Appui aux organismes en région
La majorité des subventions accordées s’adresse aux organismes des régions rurales du Québec, particulièrement la région Centre-du-Québec. Les organismes situés dans les régions administratives de Montréal (06) et Laval (13) ne sont pas soutenus, sauf s’ils desservent une clientèle située dans d’autres régions.
Vingt-cinq ans après la création de la Fondation, la famille s’élargit, le contexte social change et le rôle des fondations se transforme. On parle davantage de financement à la mission et de philanthropie de proximité. La Fondation Famille François et Monique Bourgeois se penche sur ces nouvelles réalités pour enrichir son approche.

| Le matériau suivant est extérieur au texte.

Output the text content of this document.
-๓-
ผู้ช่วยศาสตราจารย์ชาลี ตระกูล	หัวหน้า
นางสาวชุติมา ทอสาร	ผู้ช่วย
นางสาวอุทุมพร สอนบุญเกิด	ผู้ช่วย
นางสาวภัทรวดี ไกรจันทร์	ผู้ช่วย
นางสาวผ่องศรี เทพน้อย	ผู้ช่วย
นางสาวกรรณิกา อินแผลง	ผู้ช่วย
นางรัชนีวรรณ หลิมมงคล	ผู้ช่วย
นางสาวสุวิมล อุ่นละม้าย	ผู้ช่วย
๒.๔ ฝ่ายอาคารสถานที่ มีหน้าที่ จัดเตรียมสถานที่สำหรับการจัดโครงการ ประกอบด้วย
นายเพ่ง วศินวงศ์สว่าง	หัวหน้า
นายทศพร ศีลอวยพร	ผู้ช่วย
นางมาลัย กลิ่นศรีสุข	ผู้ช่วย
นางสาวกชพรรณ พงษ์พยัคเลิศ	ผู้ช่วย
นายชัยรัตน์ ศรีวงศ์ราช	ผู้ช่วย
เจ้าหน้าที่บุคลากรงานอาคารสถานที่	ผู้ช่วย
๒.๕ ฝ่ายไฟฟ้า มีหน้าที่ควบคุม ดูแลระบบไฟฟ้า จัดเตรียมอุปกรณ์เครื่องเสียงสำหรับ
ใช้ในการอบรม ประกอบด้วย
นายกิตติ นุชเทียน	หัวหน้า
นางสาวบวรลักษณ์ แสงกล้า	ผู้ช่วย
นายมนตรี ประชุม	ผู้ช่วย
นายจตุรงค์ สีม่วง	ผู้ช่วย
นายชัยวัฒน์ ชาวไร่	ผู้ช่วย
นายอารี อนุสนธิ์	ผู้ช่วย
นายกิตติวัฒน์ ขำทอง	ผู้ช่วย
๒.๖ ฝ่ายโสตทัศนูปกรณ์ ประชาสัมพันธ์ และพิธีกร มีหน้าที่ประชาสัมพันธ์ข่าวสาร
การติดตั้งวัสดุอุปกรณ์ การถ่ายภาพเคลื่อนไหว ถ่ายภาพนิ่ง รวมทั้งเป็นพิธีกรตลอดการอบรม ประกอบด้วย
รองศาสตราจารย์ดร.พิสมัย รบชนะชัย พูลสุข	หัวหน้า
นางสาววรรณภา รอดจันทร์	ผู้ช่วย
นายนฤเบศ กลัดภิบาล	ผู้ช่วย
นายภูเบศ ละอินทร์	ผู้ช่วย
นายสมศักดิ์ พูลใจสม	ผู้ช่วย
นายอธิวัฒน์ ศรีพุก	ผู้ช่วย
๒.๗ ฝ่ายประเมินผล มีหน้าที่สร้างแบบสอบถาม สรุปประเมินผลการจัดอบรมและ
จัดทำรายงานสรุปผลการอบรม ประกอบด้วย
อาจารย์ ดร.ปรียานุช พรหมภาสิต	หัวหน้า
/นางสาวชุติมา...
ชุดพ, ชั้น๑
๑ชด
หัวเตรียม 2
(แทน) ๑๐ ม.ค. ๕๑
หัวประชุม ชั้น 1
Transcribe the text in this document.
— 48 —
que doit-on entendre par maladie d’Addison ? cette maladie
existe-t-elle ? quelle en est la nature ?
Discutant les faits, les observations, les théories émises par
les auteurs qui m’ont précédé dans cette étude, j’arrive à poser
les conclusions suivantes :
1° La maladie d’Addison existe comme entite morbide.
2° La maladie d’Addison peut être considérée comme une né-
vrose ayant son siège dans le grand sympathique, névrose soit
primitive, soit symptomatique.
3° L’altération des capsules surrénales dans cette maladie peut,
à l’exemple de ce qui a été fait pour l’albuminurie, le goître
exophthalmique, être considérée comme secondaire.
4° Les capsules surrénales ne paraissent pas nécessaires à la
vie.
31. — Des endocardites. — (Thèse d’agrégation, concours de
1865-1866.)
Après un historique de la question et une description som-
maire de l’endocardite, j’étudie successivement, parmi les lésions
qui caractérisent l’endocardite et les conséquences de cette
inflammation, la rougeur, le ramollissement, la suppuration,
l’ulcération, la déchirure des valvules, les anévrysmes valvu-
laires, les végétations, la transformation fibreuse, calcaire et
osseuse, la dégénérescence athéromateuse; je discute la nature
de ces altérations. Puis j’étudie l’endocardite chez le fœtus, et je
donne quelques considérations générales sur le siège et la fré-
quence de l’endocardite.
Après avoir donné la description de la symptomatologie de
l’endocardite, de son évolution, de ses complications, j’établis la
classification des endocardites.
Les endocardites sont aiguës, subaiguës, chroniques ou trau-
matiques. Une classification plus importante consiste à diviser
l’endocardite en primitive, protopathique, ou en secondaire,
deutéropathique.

Qui sont François et Monique Bourgeois ?
La première génération
François Bourgeois (1917-2001) est fils de cultivateur et se destine d’abord à la prêtrise. Après des études de philosophie et de théologie, il se réoriente en génie rural et est engagé comme ingénieur à Lactantia, jeune compagnie de transformation laitière. Il en deviendra rapidement président-directeur général (1953-1988). On le décrit comme un homme d’affaires convaincu et convaincant, audacieux, innovateur, déterminé. Parallèlement, il s’implique de façon importante à Victoriaville et devient un grand donateur pour plusieurs organismes. À la toute fin de sa vie, il met sur pied une fondation privée portant son nom qu’il veut au service des moins fortunés, particulièrement dans les domaines de l’éducation, de la santé et du bien-être des personnes handicapées.

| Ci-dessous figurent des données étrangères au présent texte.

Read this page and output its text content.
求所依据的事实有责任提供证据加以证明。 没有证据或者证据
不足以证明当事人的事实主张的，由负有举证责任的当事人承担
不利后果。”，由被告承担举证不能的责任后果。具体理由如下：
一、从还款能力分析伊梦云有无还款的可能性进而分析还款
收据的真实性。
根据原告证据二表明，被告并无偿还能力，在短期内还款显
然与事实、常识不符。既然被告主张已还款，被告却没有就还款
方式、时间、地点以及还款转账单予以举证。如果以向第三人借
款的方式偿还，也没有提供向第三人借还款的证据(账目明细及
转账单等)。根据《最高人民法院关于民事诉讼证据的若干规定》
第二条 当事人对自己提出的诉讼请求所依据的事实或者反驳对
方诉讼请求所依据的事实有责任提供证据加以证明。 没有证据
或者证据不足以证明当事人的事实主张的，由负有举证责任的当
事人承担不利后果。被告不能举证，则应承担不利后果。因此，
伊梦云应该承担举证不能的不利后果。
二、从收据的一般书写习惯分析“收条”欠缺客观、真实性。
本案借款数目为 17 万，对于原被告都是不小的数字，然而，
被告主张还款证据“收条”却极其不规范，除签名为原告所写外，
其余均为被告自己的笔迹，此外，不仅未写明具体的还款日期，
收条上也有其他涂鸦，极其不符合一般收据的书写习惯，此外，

Sa femme, Monique Hamel (1925-2023), est secrétaire et première employée de Lactantia. C’est là qu’ils se rencontrent et choisissent de fonder une famille. Mère de six filles, Monique soutient son mari dans les hauts et les bas de la vie et prend soin de son entourage avec simplicité et délicatesse. Curieuse et autonome, elle s’intéresse à tout. Au décès de son mari, sa sagesse et son désir d’harmonie seront de bon conseil pour le développement de la fondation familiale.
La deuxième génération
C’est Louise qui, à la demande de son père, prend la direction de la très jeune fondation. Avec sa mère et ses soeurs, elles structurent l’organisme, en précisent les critères, accordent les premiers dons et créent notamment la Chaire Monique H. Bourgeois sur les troubles envahissants du développement (McGill). Les années passant, Esther, Louise, Andrée, Marthe, Marguerite et Luce veulent aussi soutenir des causes qui leur tiennent à cœur et injectent de nouveaux fonds dans la Fondation. Les champs d’action se multiplient.
La troisième génération
Rapidement, la nouvelle génération est sensibilisée à la philanthropie. D’abord observateurs, certains s’impliquent sur le comité d’attribution des dons ou deviennent membres du conseil d’administration, de plus en plus intergénérationnel. En 2019, la présidence passe aux mains d’Olivier Gamache, ce qui apporte un nouveau souffle au développement de la Fondation.